Zhao Dazheng, Ma Yehao, Meng Jingyan, Hu Yang, Hong Mengqi, Zhang Jiaji, Zuo Guokun, Lv Xiao, Liu Yunfeng, Shi Changcheng
School of Mechanical Engineering, Zhejiang University of Technology, Hangzhou, China.
Ningbo Institute of Materials Technology and Engineering, Chinese Academy of Sciences, Ningbo, China.
Front Neurorobot. 2023 Jun 2;17:1174710. doi: 10.3389/fnbot.2023.1174710. eCollection 2023.
The time-varying and individual variability of surface electromyographic signals (sEMG) can lead to poorer motor intention detection results from different subjects and longer temporal intervals between training and testing datasets. The consistency of using muscle synergy between the same tasks may be beneficial to improve the detection accuracy over long time ranges. However, the conventional muscle synergy extraction methods, such as non-negative matrix factorization (NMF) and principal component analysis (PCA) have some limitations in the field of motor intention detection, especially in the continuous estimation of upper limb joint angles.
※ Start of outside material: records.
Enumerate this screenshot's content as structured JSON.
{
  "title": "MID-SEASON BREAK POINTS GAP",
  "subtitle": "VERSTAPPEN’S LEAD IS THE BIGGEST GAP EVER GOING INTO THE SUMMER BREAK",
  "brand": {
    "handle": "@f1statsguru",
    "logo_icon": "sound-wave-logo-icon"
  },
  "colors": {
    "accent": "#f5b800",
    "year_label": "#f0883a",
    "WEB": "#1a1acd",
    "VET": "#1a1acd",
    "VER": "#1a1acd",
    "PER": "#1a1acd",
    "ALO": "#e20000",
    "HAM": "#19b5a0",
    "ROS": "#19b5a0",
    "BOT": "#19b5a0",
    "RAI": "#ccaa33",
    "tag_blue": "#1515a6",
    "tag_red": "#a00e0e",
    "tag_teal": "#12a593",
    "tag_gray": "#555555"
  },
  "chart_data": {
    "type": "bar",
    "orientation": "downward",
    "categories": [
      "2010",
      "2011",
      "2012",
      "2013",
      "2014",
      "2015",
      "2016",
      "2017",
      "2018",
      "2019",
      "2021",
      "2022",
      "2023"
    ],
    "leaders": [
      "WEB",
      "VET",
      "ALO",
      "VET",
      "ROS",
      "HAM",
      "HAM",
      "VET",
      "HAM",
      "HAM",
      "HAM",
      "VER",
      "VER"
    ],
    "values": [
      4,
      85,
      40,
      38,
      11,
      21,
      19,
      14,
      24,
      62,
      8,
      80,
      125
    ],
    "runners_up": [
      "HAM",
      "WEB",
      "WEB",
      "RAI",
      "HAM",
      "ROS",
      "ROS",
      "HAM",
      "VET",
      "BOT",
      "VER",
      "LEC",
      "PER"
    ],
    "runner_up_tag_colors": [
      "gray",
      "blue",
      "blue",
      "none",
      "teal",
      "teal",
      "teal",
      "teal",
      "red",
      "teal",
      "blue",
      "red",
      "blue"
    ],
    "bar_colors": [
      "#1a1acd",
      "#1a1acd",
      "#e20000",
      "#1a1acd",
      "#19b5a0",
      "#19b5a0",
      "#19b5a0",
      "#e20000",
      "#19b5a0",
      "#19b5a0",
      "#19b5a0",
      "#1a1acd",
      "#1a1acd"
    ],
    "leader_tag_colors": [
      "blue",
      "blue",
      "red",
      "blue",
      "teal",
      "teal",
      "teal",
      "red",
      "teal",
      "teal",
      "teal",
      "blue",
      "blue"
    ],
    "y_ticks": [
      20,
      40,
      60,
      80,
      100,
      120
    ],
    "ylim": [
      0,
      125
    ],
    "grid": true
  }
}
In this study, we proposed a reliable multivariate curve-resolved-alternating least squares (MCR-ALS) muscle synergy extraction method combined with long-short term memory neural network (LSTM) to estimate continuous elbow joint motion by using the sEMG datasets from different subjects and different days. The pre-processed sEMG signals were then decomposed into muscle synergies by MCR-ALS, NMF and PCA methods, and the decomposed muscle activation matrices were used as sEMG features. The sEMG features and elbow joint angular signals were input to LSTM to establish a neural network model. Finally, the established neural network models were tested by using sEMG dataset from different subjects and different days, and the detection accuracy was measured by correlation coefficient.
The detection accuracy of elbow joint angle was more than 85% by using the proposed method. This result was significantly higher than the detection accuracies obtained by using NMF and PCA methods. The results showed that the proposed method can improve the accuracy of motor intention detection results from different subjects and different acquisition timepoints.
This study successfully improves the robustness of sEMG signals in neural network applications using an innovative muscle synergy extraction method. It contributes to the application of human physiological signals in human-machine interaction.
表面肌电信号(sEMG)的时变特性和个体差异性可能导致不同受试者的运动意图检测结果较差,以及训练和测试数据集之间的时间间隔较长。在相同任务中使用肌肉协同作用的一致性可能有助于在较长时间范围内提高检测精度。然而,传统的肌肉协同作用提取方法,如非负矩阵分解(NMF)和主成分分析(PCA)在运动意图检测领域存在一些局限性,特别是在上肢关节角度的连续估计方面。
在本研究中,我们提出了一种可靠的多变量曲线分辨交替最小二乘法(MCR-ALS)肌肉协同作用提取方法,并结合长短期记忆神经网络(LSTM),通过使用来自不同受试者和不同日期的sEMG数据集来估计连续的肘关节运动。然后,将预处理后的sEMG信号通过MCR-ALS、NMF和PCA方法分解为肌肉协同作用,分解后的肌肉激活矩阵用作sEMG特征。将sEMG特征和肘关节角度信号输入到LSTM中,建立神经网络模型。最后,使用来自不同受试者和不同日期的sEMG数据集对建立的神经网络模型进行测试,并通过相关系数测量检测精度。
使用所提出的方法,肘关节角度的检测精度超过85%。该结果显著高于使用NMF和PCA方法获得的检测精度。结果表明,所提出的方法可以提高不同受试者和不同采集时间点的运动意图检测结果的准确性。
本研究通过创新的肌肉协同作用提取方法成功提高了sEMG信号在神经网络应用中的鲁棒性。它有助于人类生理信号在人机交互中的应用。